The Britannica was one of those essential things for every home. It was like having a home computer. It contained as complete a collection of human knowledge that was possible without a full-blown library.
I remember in the 90s looking through them trying to answer a random question I had and then later on going to the library to check out more research material if the Brittanica didn't satisfy my curiosity.
As great as the internet is, I miss running a finger across the tomes to learn something new about the world.
We had a set of encyclopedias at home when I was a kid and also one called Childcraft that was written for kids. They were great. I spent a lot of time browsing and reading them.
I feel like every house I was in had a set of encyclopedias, and a copy of "The Way Things Work". I'm kinda ashamed I have neither in my house today.
This thread is making me want to buy an encyclopedia set.
Just checked, $1,500-2,000 for the Encyclopedia Brittanica, no longer in print. Most recent edition is from 2010...
I guess I'll just put wikipedia on an e-reader...
Your local library is free, and i would guess they have paper encyclopedias
I grew up in a household with the Encyclopedia Britannica (and some kind of a German version of it) and at some point I and my father would look who's faster, me on my smartphone or he with his books. For newer tropics, he didn't stand a chance.
Not quiet an encyclopedia, but as a child I really liked The Top 10 of Everything books.
This was late the late 90s, we had dial-up, but internet was still in its infancy.
I definitely had the 1999 and 1998 editions:
Microsoft Encarta was also mind-blowing for its time, especially if your were a child in the late 90s and early 2000s.
IIRC, they no longer print it, but you can probably buy used collections.
kagis
Yeah. The final print edition was 2010:
https://en.wikipedia.org/wiki/Encyclop%C3%A6dia_Britannica
Copyright (well, under US law, and I assume elsewhere) also doesn't restrict actually making copies, but distributing those copies. If you want to print out a hard copy of the entire Encyclopedia Britannica website for your own use in the event of Armageddon, I imagine that there's probably software that will let you do that.

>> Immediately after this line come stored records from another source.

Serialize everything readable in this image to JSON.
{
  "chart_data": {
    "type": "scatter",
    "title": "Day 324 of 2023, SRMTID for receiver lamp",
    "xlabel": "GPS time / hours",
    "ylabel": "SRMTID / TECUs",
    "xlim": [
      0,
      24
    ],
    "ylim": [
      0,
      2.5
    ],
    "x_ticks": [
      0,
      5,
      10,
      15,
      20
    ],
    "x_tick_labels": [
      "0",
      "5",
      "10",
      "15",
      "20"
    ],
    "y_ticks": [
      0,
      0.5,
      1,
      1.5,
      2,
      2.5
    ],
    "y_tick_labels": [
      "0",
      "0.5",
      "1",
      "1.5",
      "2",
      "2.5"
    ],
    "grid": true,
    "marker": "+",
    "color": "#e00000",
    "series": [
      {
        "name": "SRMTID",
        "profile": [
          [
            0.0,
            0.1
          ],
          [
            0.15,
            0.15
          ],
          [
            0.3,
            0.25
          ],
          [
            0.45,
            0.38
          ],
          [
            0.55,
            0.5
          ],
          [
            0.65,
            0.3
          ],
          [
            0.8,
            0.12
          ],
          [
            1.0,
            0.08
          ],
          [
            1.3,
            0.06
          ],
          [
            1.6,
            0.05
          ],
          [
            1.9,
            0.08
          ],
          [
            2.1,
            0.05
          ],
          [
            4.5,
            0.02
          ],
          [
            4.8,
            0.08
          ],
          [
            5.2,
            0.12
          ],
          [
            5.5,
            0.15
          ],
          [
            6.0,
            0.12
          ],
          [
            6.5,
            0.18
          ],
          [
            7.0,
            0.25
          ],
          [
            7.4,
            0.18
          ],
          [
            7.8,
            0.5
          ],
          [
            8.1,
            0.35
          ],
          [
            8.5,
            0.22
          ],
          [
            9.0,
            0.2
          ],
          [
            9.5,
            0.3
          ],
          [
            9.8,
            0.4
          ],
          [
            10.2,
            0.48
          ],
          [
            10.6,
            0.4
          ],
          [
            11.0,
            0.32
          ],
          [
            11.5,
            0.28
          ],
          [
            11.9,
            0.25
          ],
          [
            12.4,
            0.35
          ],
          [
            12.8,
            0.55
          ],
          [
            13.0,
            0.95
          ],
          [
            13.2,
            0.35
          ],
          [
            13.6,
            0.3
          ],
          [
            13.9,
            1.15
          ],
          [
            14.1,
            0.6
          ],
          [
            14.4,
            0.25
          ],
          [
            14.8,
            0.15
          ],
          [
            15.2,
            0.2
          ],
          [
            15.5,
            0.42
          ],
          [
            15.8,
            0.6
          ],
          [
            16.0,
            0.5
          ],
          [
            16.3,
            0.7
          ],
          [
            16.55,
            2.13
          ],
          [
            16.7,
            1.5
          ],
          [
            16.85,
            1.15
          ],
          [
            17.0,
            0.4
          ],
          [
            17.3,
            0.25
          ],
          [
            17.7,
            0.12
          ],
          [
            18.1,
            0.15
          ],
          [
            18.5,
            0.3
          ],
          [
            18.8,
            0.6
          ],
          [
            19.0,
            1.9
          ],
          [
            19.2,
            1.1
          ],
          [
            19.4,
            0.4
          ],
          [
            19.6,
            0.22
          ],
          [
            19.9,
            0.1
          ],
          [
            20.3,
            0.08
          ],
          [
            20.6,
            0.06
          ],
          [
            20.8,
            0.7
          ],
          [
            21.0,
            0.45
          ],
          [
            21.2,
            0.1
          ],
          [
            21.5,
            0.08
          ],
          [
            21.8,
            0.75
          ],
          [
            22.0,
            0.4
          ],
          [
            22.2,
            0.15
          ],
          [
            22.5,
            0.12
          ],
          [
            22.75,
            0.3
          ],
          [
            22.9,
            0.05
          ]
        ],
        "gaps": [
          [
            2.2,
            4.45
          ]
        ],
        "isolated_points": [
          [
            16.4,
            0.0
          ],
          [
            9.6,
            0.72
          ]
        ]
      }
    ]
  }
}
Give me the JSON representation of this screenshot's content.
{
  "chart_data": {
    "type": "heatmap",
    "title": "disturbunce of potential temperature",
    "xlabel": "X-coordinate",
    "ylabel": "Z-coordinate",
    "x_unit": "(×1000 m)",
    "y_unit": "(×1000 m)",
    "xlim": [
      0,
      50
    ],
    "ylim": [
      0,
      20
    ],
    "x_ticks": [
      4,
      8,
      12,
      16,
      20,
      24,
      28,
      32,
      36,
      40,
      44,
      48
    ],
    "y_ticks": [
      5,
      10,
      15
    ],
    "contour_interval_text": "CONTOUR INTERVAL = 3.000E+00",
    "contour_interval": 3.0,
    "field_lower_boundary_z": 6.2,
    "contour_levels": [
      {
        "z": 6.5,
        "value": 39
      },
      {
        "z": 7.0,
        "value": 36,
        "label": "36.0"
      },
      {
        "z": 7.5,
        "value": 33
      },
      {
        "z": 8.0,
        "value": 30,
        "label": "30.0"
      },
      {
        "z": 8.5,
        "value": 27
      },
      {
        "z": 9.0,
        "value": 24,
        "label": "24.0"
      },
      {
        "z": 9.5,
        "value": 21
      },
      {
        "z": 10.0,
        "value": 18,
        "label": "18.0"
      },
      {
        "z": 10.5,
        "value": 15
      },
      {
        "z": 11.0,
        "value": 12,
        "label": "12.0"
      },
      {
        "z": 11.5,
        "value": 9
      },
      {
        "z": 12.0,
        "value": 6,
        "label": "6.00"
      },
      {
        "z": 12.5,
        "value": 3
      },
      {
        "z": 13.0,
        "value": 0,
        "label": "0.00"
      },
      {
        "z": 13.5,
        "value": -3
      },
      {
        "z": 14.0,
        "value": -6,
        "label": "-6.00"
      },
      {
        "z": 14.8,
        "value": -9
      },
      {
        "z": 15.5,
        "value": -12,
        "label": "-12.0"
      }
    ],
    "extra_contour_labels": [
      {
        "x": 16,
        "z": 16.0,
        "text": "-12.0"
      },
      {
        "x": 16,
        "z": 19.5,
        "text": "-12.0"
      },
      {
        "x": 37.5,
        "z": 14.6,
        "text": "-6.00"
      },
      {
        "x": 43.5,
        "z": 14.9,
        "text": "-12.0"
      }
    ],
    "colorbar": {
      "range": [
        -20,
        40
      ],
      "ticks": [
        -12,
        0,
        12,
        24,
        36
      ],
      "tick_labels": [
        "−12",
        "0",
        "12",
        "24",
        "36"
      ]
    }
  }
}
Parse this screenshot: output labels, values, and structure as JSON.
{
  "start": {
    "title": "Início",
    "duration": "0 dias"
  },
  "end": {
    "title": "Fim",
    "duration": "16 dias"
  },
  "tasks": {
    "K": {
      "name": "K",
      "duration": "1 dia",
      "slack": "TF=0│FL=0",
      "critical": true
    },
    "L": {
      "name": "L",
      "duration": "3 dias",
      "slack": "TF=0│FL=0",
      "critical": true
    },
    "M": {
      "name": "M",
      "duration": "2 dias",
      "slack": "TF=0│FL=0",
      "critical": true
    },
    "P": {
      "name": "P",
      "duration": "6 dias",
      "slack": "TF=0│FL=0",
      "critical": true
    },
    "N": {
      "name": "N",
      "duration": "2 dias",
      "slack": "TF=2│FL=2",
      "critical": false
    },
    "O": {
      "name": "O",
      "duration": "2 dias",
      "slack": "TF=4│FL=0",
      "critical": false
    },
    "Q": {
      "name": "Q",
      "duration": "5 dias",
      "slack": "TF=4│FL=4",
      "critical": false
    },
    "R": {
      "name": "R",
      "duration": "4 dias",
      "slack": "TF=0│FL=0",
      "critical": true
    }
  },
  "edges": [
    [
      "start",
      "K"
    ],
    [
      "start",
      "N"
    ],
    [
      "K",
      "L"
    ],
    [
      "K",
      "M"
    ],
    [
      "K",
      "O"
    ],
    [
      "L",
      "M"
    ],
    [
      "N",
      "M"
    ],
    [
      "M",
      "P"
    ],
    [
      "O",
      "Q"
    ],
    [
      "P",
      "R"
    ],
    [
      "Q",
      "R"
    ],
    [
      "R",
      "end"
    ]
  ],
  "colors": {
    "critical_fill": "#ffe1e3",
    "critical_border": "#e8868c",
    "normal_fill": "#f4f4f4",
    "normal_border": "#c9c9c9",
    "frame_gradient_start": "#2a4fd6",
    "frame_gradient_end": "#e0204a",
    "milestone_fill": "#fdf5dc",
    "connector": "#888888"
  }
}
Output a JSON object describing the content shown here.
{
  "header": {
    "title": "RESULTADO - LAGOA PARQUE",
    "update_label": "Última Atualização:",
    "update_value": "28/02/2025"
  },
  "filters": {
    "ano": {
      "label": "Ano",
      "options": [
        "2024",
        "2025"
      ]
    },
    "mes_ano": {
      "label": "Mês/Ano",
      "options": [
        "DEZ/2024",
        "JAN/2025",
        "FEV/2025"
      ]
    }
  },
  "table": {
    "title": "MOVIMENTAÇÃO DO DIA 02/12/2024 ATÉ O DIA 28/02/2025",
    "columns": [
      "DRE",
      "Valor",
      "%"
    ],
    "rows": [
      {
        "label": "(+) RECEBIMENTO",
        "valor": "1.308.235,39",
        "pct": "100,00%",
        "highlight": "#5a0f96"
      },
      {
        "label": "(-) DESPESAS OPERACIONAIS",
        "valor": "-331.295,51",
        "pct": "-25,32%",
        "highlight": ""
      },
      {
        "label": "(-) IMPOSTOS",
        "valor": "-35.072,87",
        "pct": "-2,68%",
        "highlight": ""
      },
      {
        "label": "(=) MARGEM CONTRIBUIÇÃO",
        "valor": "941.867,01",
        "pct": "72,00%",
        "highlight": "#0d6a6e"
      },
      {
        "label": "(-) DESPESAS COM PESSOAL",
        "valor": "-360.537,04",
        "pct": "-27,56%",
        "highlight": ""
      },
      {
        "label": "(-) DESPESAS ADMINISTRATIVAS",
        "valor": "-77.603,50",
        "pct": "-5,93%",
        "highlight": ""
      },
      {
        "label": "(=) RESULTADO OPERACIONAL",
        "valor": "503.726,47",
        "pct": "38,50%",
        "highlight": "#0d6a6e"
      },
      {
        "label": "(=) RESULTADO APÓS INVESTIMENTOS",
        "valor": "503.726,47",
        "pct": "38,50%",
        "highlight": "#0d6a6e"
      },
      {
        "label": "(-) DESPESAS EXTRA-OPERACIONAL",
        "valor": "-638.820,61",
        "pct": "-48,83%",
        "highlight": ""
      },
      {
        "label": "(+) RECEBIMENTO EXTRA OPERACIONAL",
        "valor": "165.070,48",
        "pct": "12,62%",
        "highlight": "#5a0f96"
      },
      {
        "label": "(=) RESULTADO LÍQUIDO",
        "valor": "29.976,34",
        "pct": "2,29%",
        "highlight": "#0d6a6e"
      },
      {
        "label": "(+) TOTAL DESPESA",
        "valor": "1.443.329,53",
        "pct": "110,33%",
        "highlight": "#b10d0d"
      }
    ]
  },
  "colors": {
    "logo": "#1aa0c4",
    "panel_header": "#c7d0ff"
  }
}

Thanks, I do recall when they announced the last printing. Book collections can get cumbersome things to haul around in our lives and I have many already. If I ran across a more current set maybe I’d bite, but I won’t chase them down. I did already acquire the set of Great Books (classic literature and philosophy collection) that my father bought and dragged around. I’ve read some of the authors, but if I’m being honest I’d admit the 54 volumes are now mostly decorative in function and do look nice up on the shelf. I won’t get rid of them as I see their value, but that also means I have the opportunity to move them…again.